Они сидят на скамейке перед университетом. Лысый опирается на старый разбухший портфель, который стоит у него на коленях, и печально, сосредоточенно смотрит прямо перед собой. Белинский жует и улыбается.

— В чем-то он гениален, — говорит Белинский, — только я еще не понял в чем.

— A ты употребил слово «выдающийся»?

— Да, три раза. — И надменный смеется.

Лысый оборачивается к нему.

— Зачем же говорить неправду?

— Затем, — говорит Белинский, — что говорить правду — это бессмысленная жестокость.

— Ложь всегда кому-нибудь вредна, — говорит лысый упавшим голосом. — Ты знаешь, что пишет Кант о мнимом праве лгать из человеколюбия?

— Нy, — гoвoрит Белинский, — он и о прусской монархии кое-что написал. Философия не всегда приложима к жизни.

— Зачем же тогда жизнь?

Надменный смотрит на лысого с сочувствием.

— Как будто и не было тридцати лет, — говорит он. — Сидят два второкурсника на том же самом месте…

— Скамейкa, допустим, новая.

— …и все так же ищут смысл жизни в съеденном бублике.

— Иногда, — говорит лысый, — бублик — это не просто бублик.

— Я тебя очень люблю, Коля, — говорит надменный. — Тебя невозможнo не любить. Но если бы ты хоть раз послушал, что ты говоришь!

— И что тогда?

— Может быть, — говорит надменный, — тогда бы у нас наконец появился великий писатель. — Он встает и смотрит на подъезжающий желтый автобус. — Бублики, — говорит он. — Кант. Где разнообразие?

— Недавно, — говорит лысый, — какой-то мужик бросился в Неву.

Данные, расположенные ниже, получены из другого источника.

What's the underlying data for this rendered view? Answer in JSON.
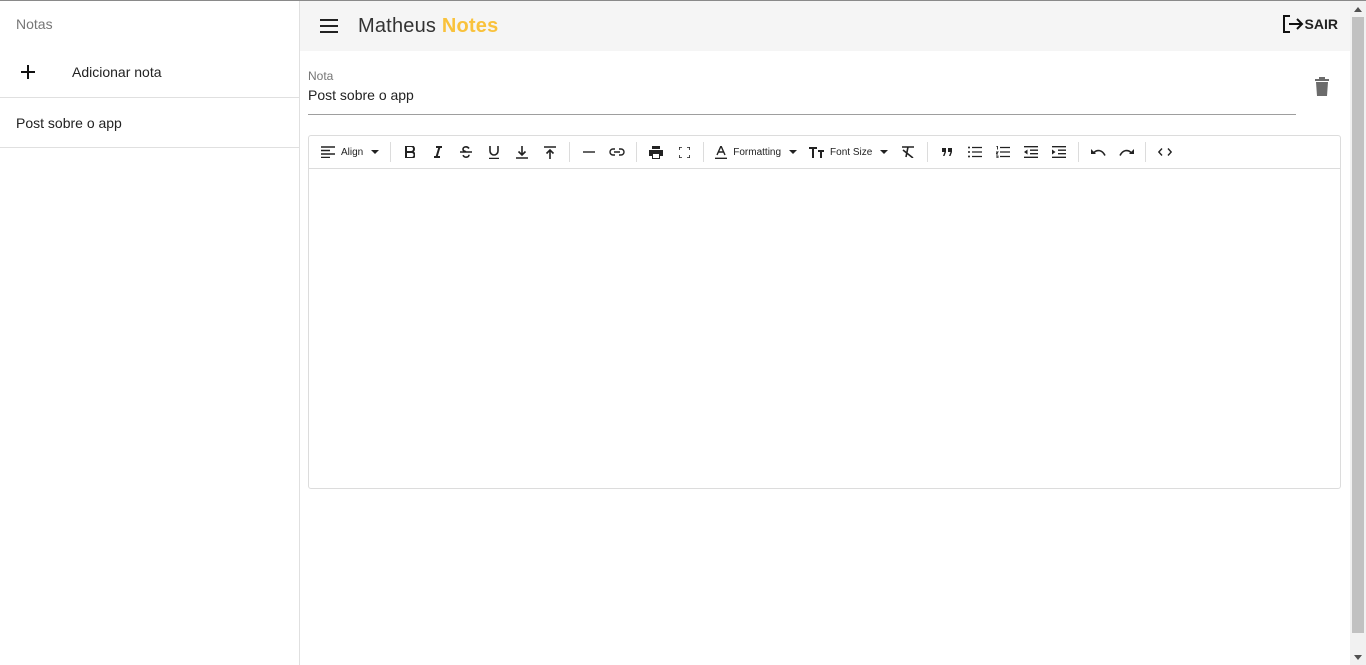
{
  "sidebar": {
    "title": "Notas",
    "add_label": "Adicionar nota",
    "notes": [
      {
        "label": "Post sobre o app"
      }
    ]
  },
  "appbar": {
    "brand_name": "Matheus",
    "brand_accent": "Notes",
    "logout_label": "SAIR"
  },
  "note_field": {
    "label": "Nota",
    "value": "Post sobre o app"
  },
  "toolbar": {
    "align_label": "Align",
    "formatting_label": "Formatting",
    "font_size_label": "Font Size"
  },
  "colors": {
    "accent": "#f9c23c",
    "appbar_bg": "#f5f5f5"
  },
  "icons": [
    "plus-icon",
    "menu-icon",
    "logout-icon",
    "trash-icon",
    "align-left-icon",
    "bold-icon",
    "italic-icon",
    "strikethrough-icon",
    "underline-icon",
    "subscript-icon",
    "superscript-icon",
    "horizontal-rule-icon",
    "link-icon",
    "print-icon",
    "fullscreen-icon",
    "text-color-icon",
    "font-size-icon",
    "clear-format-icon",
    "quote-icon",
    "bullet-list-icon",
    "numbered-list-icon",
    "outdent-icon",
    "indent-icon",
    "undo-icon",
    "redo-icon",
    "code-view-icon"
  ]
}
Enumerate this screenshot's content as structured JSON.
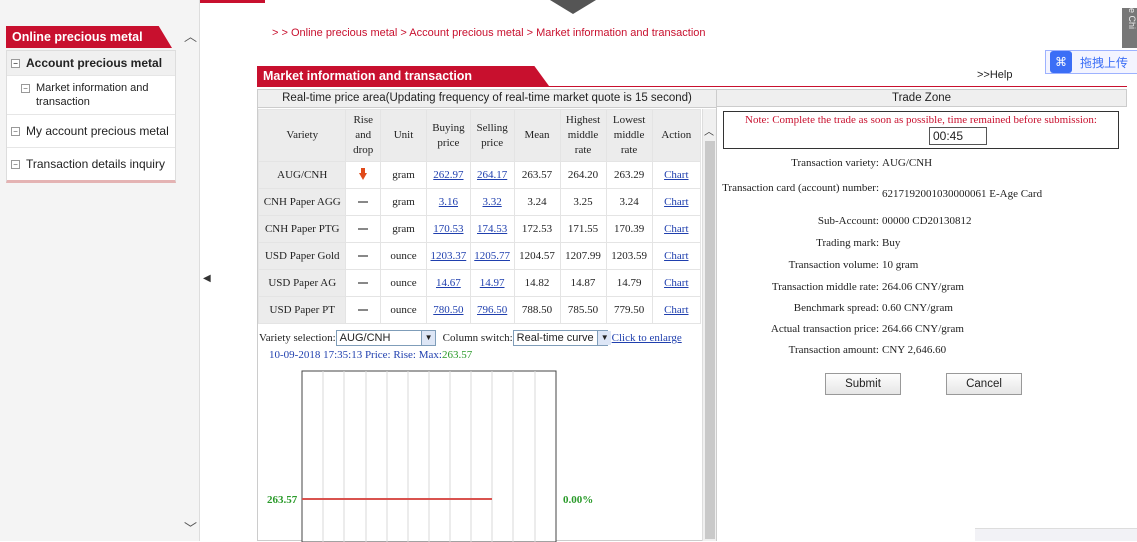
{
  "breadcrumb": "> > Online precious metal > Account precious metal > Market information and transaction",
  "sidebar": {
    "title": "Online precious metal",
    "items": [
      {
        "label": "Account precious metal",
        "active": true
      },
      {
        "label": "Market information and transaction",
        "sub": true
      },
      {
        "label": "My account precious metal"
      },
      {
        "label": "Transaction details inquiry"
      }
    ]
  },
  "panel": {
    "title": "Market information and transaction",
    "help": ">>Help"
  },
  "baidu": {
    "text": "拖拽上传"
  },
  "side_tab": "e Chi",
  "realtime": {
    "title": "Real-time price area(Updating frequency of real-time market quote is 15 second)",
    "headers": [
      "Variety",
      "Rise and drop",
      "Unit",
      "Buying price",
      "Selling price",
      "Mean",
      "Highest middle rate",
      "Lowest middle rate",
      "Action"
    ],
    "rows": [
      {
        "variety": "AUG/CNH",
        "trend": "down",
        "unit": "gram",
        "buy": "262.97",
        "sell": "264.17",
        "mean": "263.57",
        "high": "264.20",
        "low": "263.29",
        "action": "Chart"
      },
      {
        "variety": "CNH Paper AGG",
        "trend": "flat",
        "unit": "gram",
        "buy": "3.16",
        "sell": "3.32",
        "mean": "3.24",
        "high": "3.25",
        "low": "3.24",
        "action": "Chart"
      },
      {
        "variety": "CNH Paper PTG",
        "trend": "flat",
        "unit": "gram",
        "buy": "170.53",
        "sell": "174.53",
        "mean": "172.53",
        "high": "171.55",
        "low": "170.39",
        "action": "Chart"
      },
      {
        "variety": "USD Paper Gold",
        "trend": "flat",
        "unit": "ounce",
        "buy": "1203.37",
        "sell": "1205.77",
        "mean": "1204.57",
        "high": "1207.99",
        "low": "1203.59",
        "action": "Chart"
      },
      {
        "variety": "USD Paper AG",
        "trend": "flat",
        "unit": "ounce",
        "buy": "14.67",
        "sell": "14.97",
        "mean": "14.82",
        "high": "14.87",
        "low": "14.79",
        "action": "Chart"
      },
      {
        "variety": "USD Paper PT",
        "trend": "flat",
        "unit": "ounce",
        "buy": "780.50",
        "sell": "796.50",
        "mean": "788.50",
        "high": "785.50",
        "low": "779.50",
        "action": "Chart"
      }
    ],
    "variety_label": "Variety selection:",
    "variety_value": "AUG/CNH",
    "column_label": "Column switch:",
    "column_value": "Real-time curve",
    "enlarge": "Click to enlarge",
    "price_line_prefix": "10-09-2018 17:35:13 Price: Rise: Max:",
    "price_line_max": "263.57",
    "chart_left_label": "263.57",
    "chart_right_label": "0.00%"
  },
  "trade": {
    "title": "Trade Zone",
    "note": "Note: Complete the trade as soon as possible, time remained before submission:",
    "timer": "00:45",
    "fields": [
      {
        "label": "Transaction variety:",
        "value": "AUG/CNH"
      },
      {
        "label": "Transaction card (account) number:",
        "value": "6217192001030000061 E-Age Card"
      },
      {
        "label": "Sub-Account:",
        "value": "00000 CD20130812"
      },
      {
        "label": "Trading mark:",
        "value": "Buy"
      },
      {
        "label": "Transaction volume:",
        "value": "10 gram"
      },
      {
        "label": "Transaction middle rate:",
        "value": "264.06 CNY/gram"
      },
      {
        "label": "Benchmark spread:",
        "value": "0.60 CNY/gram"
      },
      {
        "label": "Actual transaction price:",
        "value": "264.66 CNY/gram"
      },
      {
        "label": "Transaction amount:",
        "value": "CNY 2,646.60"
      }
    ],
    "submit": "Submit",
    "cancel": "Cancel"
  }
}
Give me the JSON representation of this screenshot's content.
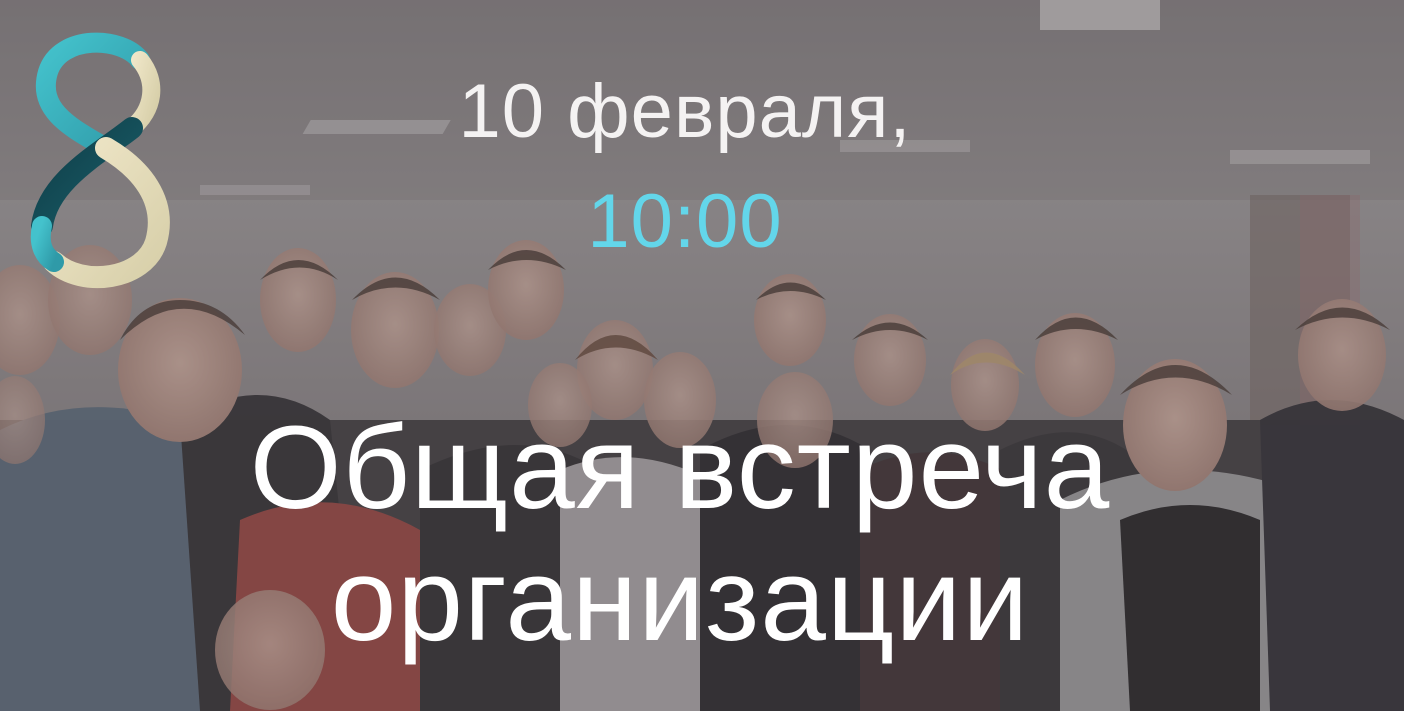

Вот здесь, с набережной.

— Зачем?

— Хотел утопиться.

— Вздор, — говорит надменный. — Если бы он хотел утопиться, то прыгнул бы с моста.

— Просто ему не повезло, — говорит лысый. — Его успели выловить до того, как он утонул. — Он встает, и на него падает медленная тень автобуса. — Не все можно предусмотреть.

По выщербленному краю прилавка проносится прыткая узкая тень.

— Таракан, — говорит Зарик, провожая таракана задумчивым взглядом. — Все-таки разнообразие.

Тетка за прилавком и несколько человек, слоняющихся по старой темной булочной, никак не реагируют на это известие. Стоящий перед Зариком писатель вздрагивает.

— Не нужно бубликов, — говорит он торопливо.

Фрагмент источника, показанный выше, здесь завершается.